Abstract:
Data exploration and visualization systems are of great importance in the Big Data era, in which the volume and
heterogeneity of available information make it difficult for humans to manually explore and analyse data. Most traditional systems
operate in an offline way, limited to accessing preprocessed (static) sets of data. They also restrict themselves to dealing
with small dataset sizes, which can be easily handled with conventional techniques. However, the Big Data era has realized the
availability of a great amount and variety of big datasets that are dynamic in nature; most of them offer API or query endpoints
for online access, or the data is received in a stream fashion. Therefore, modern systems must address the challenge of on-the-fly
scalable visualizations over large dynamic sets of data, offering efficient exploration techniques, as well as mechanisms for
information abstraction and summarization. Further, they must take into account different user-defined exploration scenarios
and user preferences. In this work, we present a generic model for personalized multilevel exploration and analysis over large
dynamic sets of numeric and temporal data.

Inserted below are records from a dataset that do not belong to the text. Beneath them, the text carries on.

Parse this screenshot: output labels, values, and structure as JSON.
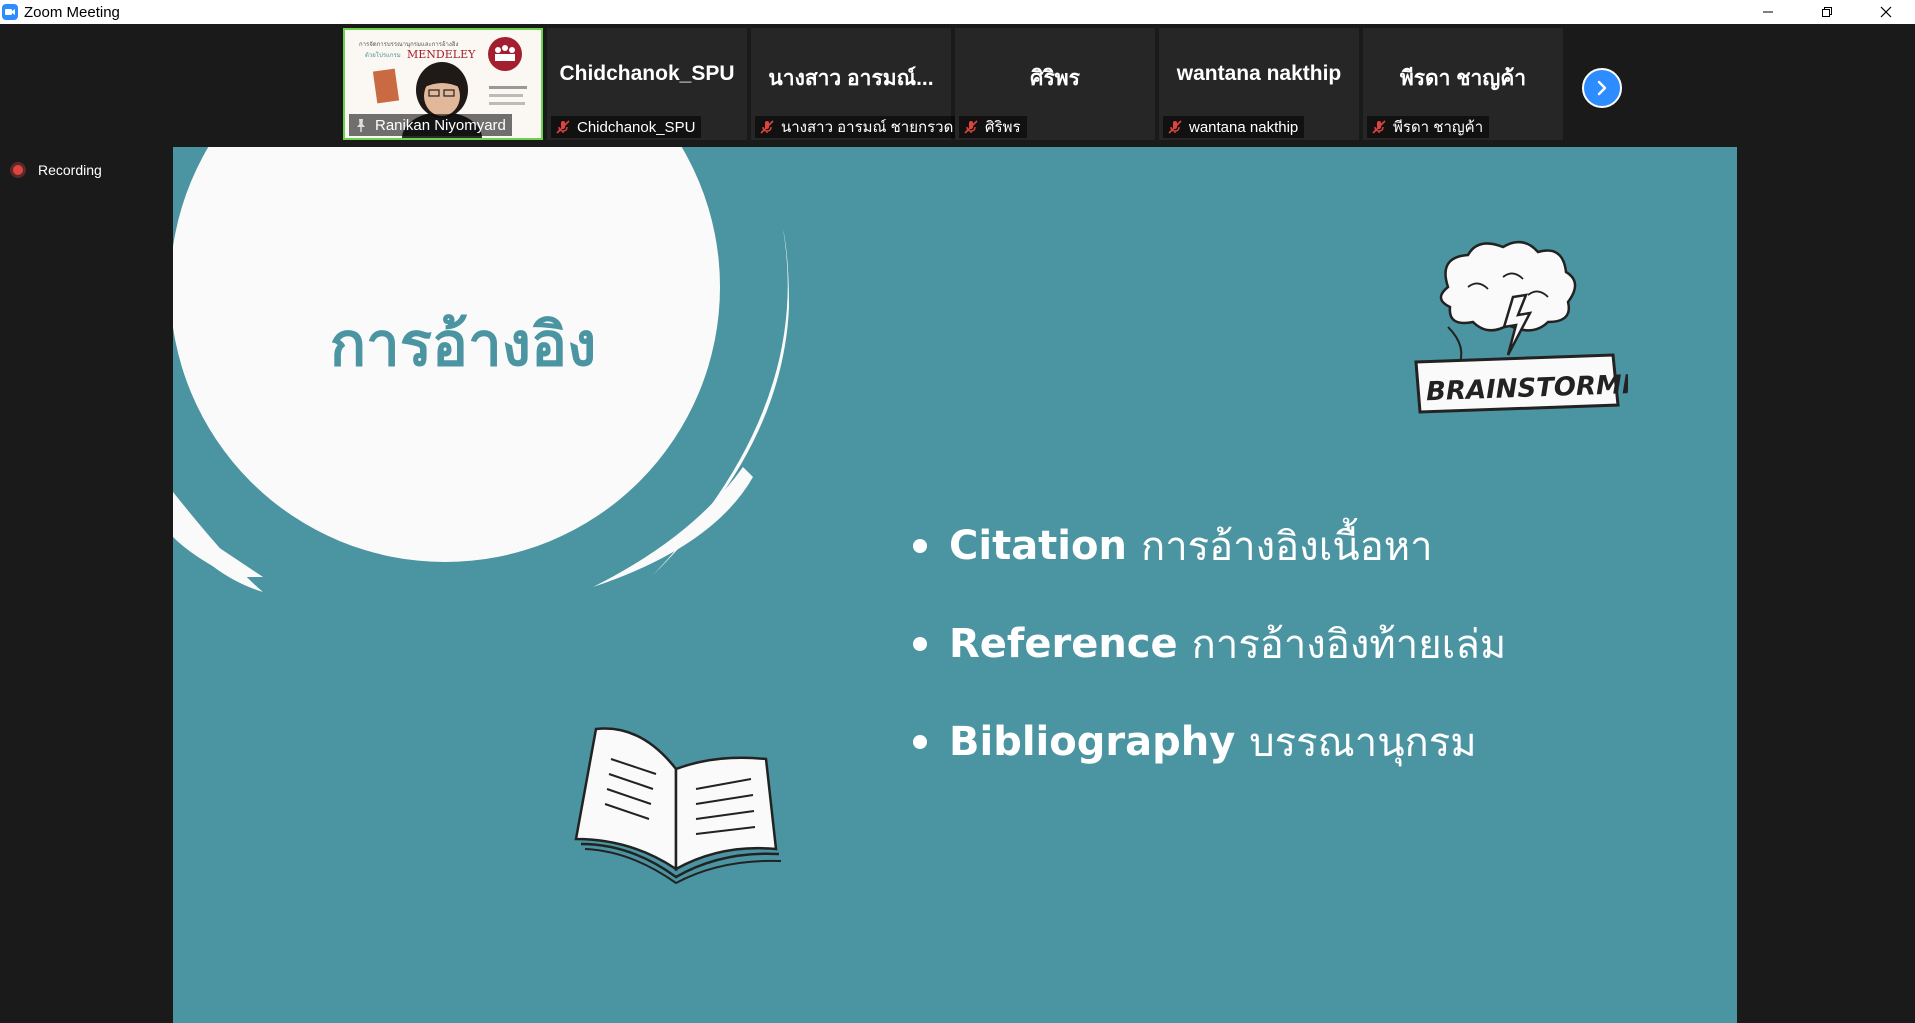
{
  "window": {
    "title": "Zoom Meeting",
    "icon": "zoom-camera-icon"
  },
  "thumbnail": {
    "heading": "การจัดการบรรณานุกรมและการอ้างอิง",
    "sub": "ด้วยโปรแกรม",
    "brand": "MENDELEY"
  },
  "participants": [
    {
      "name": "Ranikan Niyomyard",
      "type": "video",
      "pinned": true
    },
    {
      "display": "Chidchanok_SPU",
      "name": "Chidchanok_SPU",
      "muted": true
    },
    {
      "display": "นางสาว อารมณ์...",
      "name": "นางสาว อารมณ์ ชายกรวด",
      "muted": true
    },
    {
      "display": "ศิริพร",
      "name": "ศิริพร",
      "muted": true
    },
    {
      "display": "wantana nakthip",
      "name": "wantana nakthip",
      "muted": true
    },
    {
      "display": "พีรดา ชาญค้า",
      "name": "พีรดา ชาญค้า",
      "muted": true
    }
  ],
  "recording": {
    "label": "Recording"
  },
  "slide": {
    "title": "การอ้างอิง",
    "badge": "BRAINSTORMING",
    "bullets": [
      {
        "term": "Citation",
        "thai": "การอ้างอิงเนื้อหา"
      },
      {
        "term": "Reference",
        "thai": "การอ้างอิงท้ายเล่ม"
      },
      {
        "term": "Bibliography",
        "thai": "บรรณานุกรม"
      }
    ]
  },
  "colors": {
    "slide_bg": "#4b94a1",
    "accent": "#2d8cff",
    "mute_red": "#e0443e",
    "recording_red": "#e0443e"
  }
}
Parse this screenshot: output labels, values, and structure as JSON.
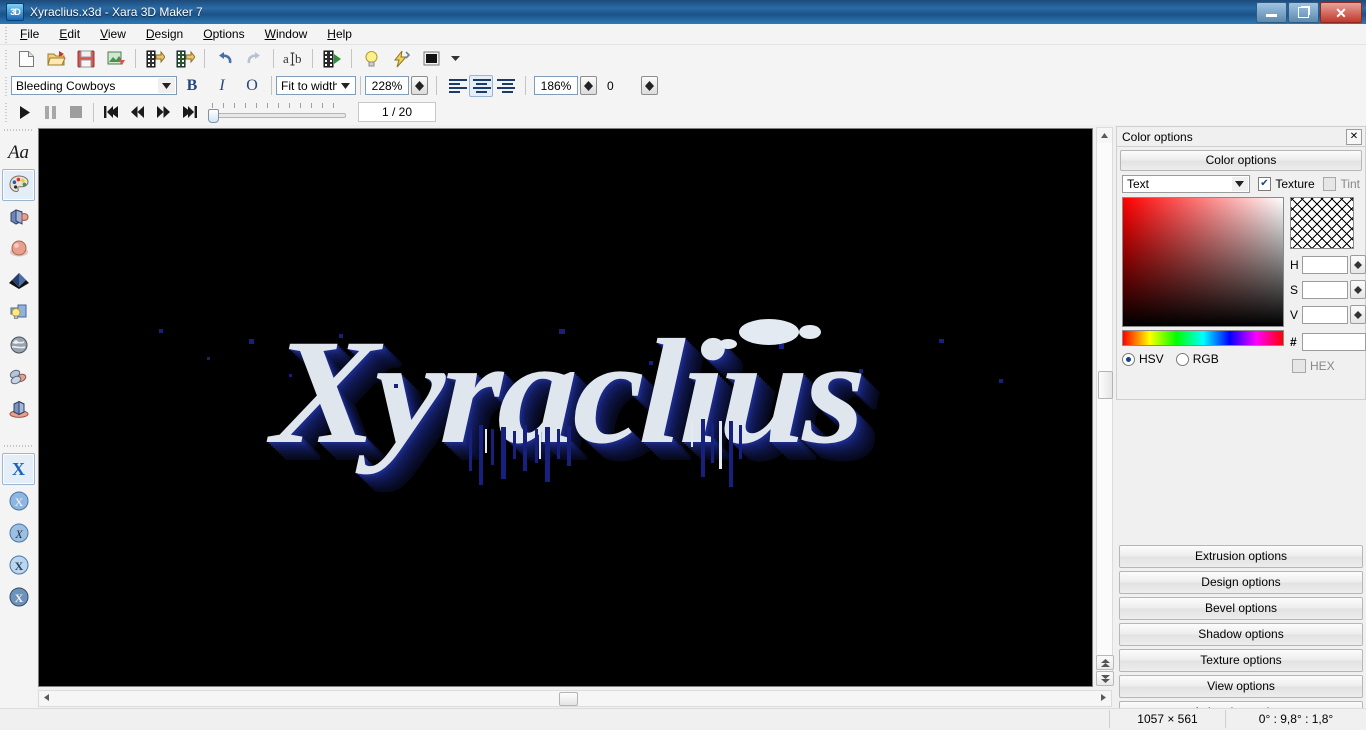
{
  "window": {
    "title": "Xyraclius.x3d - Xara 3D Maker 7",
    "app_icon": "3d-cube-icon",
    "buttons": {
      "minimize": "minimize-icon",
      "restore": "restore-icon",
      "close": "close-icon"
    }
  },
  "menubar": {
    "items": [
      {
        "label": "File",
        "mnemonic": "F"
      },
      {
        "label": "Edit",
        "mnemonic": "E"
      },
      {
        "label": "View",
        "mnemonic": "V"
      },
      {
        "label": "Design",
        "mnemonic": "D"
      },
      {
        "label": "Options",
        "mnemonic": "O"
      },
      {
        "label": "Window",
        "mnemonic": "W"
      },
      {
        "label": "Help",
        "mnemonic": "H"
      }
    ]
  },
  "toolbar_main": {
    "buttons": [
      {
        "name": "new-document-button",
        "icon": "new-page-icon",
        "tooltip": "New"
      },
      {
        "name": "open-button",
        "icon": "open-folder-icon",
        "tooltip": "Open"
      },
      {
        "name": "save-button",
        "icon": "floppy-disk-icon",
        "tooltip": "Save"
      },
      {
        "name": "export-button",
        "icon": "export-image-icon",
        "tooltip": "Export"
      },
      {
        "name": "import-animation-button",
        "icon": "film-import-icon",
        "tooltip": "Import animation"
      },
      {
        "name": "export-animation-button",
        "icon": "film-export-icon",
        "tooltip": "Export animation"
      },
      {
        "name": "undo-button",
        "icon": "undo-arrow-icon",
        "tooltip": "Undo"
      },
      {
        "name": "redo-button",
        "icon": "redo-arrow-icon",
        "tooltip": "Redo"
      },
      {
        "name": "text-options-button",
        "icon": "a-b-text-icon",
        "tooltip": "Text options"
      },
      {
        "name": "play-animation-button",
        "icon": "film-play-icon",
        "tooltip": "Preview animation"
      },
      {
        "name": "lighting-button",
        "icon": "light-bulb-icon",
        "tooltip": "Lighting"
      },
      {
        "name": "quick-shading-button",
        "icon": "lightning-bolt-icon",
        "tooltip": "Quick render"
      },
      {
        "name": "background-color-button",
        "icon": "color-swatch-icon",
        "tooltip": "Background color"
      },
      {
        "name": "background-dropdown-button",
        "icon": "chevron-down-icon",
        "tooltip": "More"
      }
    ]
  },
  "toolbar_text": {
    "font": {
      "value": "Bleeding Cowboys",
      "placeholder": "Font"
    },
    "bold_label": "B",
    "italic_label": "I",
    "outline_label": "O",
    "fit_mode": {
      "value": "Fit to width"
    },
    "zoom": {
      "value": "228%"
    },
    "size": {
      "value": "186%"
    },
    "rotation": {
      "value": "0"
    },
    "align": [
      {
        "name": "align-left-button",
        "state": "off"
      },
      {
        "name": "align-center-button",
        "state": "on"
      },
      {
        "name": "align-right-button",
        "state": "off"
      }
    ]
  },
  "transport": {
    "play": "play-icon",
    "pause": "pause-icon",
    "stop": "stop-icon",
    "first": "skip-first-icon",
    "rewind": "rewind-icon",
    "forward": "fast-forward-icon",
    "last": "skip-last-icon",
    "frame_counter": "1 / 20"
  },
  "left_rail": {
    "top_tools": [
      {
        "name": "text-tool-button",
        "icon": "Aa",
        "label": "Text options",
        "selected": false
      },
      {
        "name": "color-tool-button",
        "icon": "palette-icon",
        "label": "Color options",
        "selected": true
      },
      {
        "name": "extrusion-tool-button",
        "icon": "extrude-cube-icon",
        "label": "Extrusion options",
        "selected": false
      },
      {
        "name": "bevel-tool-button",
        "icon": "bevel-sphere-icon",
        "label": "Bevel options",
        "selected": false
      },
      {
        "name": "shadow-tool-button",
        "icon": "shadow-diamond-icon",
        "label": "Shadow options",
        "selected": false
      },
      {
        "name": "lighting-tool-button",
        "icon": "light-bulb-icon",
        "label": "Lighting options",
        "selected": false
      },
      {
        "name": "texture-tool-button",
        "icon": "marble-ball-icon",
        "label": "Texture options",
        "selected": false
      },
      {
        "name": "animation-tool-button",
        "icon": "animation-rolls-icon",
        "label": "Animation options",
        "selected": false
      },
      {
        "name": "view-tool-button",
        "icon": "cube-on-plate-icon",
        "label": "View options",
        "selected": false
      }
    ],
    "preset_tools": [
      {
        "name": "style-preset-1-button",
        "icon": "x-flat-icon",
        "selected": true
      },
      {
        "name": "style-preset-2-button",
        "icon": "x-round-icon",
        "selected": false
      },
      {
        "name": "style-preset-3-button",
        "icon": "x-italic-icon",
        "selected": false
      },
      {
        "name": "style-preset-4-button",
        "icon": "x-bevel-icon",
        "selected": false
      },
      {
        "name": "style-preset-5-button",
        "icon": "x-shadow-icon",
        "selected": false
      }
    ]
  },
  "canvas": {
    "artwork_text": "Xyraclius",
    "background_color": "#000000",
    "face_color": "#dfe6ee",
    "extrusion_color": "#17207d"
  },
  "panel": {
    "title": "Color options",
    "close_icon": "close-icon",
    "header_button": "Color options",
    "target_select": {
      "value": "Text"
    },
    "texture_checkbox": {
      "label": "Texture",
      "checked": true
    },
    "tint_checkbox": {
      "label": "Tint",
      "checked": false
    },
    "fields": [
      {
        "label": "H",
        "value": ""
      },
      {
        "label": "S",
        "value": ""
      },
      {
        "label": "V",
        "value": ""
      }
    ],
    "hash_label": "#",
    "hex_value": "",
    "color_model": [
      {
        "label": "HSV",
        "selected": true,
        "disabled": false
      },
      {
        "label": "RGB",
        "selected": false,
        "disabled": false
      }
    ],
    "hex_checkbox": {
      "label": "HEX",
      "checked": false,
      "disabled": true
    },
    "section_buttons": [
      {
        "name": "extrusion-options-button",
        "label": "Extrusion options"
      },
      {
        "name": "design-options-button",
        "label": "Design options"
      },
      {
        "name": "bevel-options-button",
        "label": "Bevel options"
      },
      {
        "name": "shadow-options-button",
        "label": "Shadow options"
      },
      {
        "name": "texture-options-button",
        "label": "Texture options"
      },
      {
        "name": "view-options-button",
        "label": "View options"
      },
      {
        "name": "animation-options-button",
        "label": "Animation options"
      }
    ]
  },
  "statusbar": {
    "dimensions": "1057 × 561",
    "angles": "0° : 9,8° : 1,8°"
  }
}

Our model is built on top of a lightweight tree-based structure which can be efficiently
constructed on-the-fly for a given set of data. This tree structure aggregates input objects into a hierarchical multiscale
model. We define two versions of this structure, that adopt different data organization approaches, well-suited to exploration and
analysis context. In the proposed structure, statistical computations can be efficiently performed on-the-fly. Considering different
exploration scenarios over large datasets, the proposed model enables efficient multilevel exploration, offering incremental construction
and prefetching via user interaction, and dynamic adaptation of the hierarchies based on user preferences. A thorough
theoretical analysis is presented, illustrating the efficiency of the proposed model. The proposed model is realized in a web-based
prototype tool, called SynopsViz that offers multilevel visual exploration and analysis over Linked Data datasets. Finally, we
provide a performance evaluation and a empirical user study employing real datasets.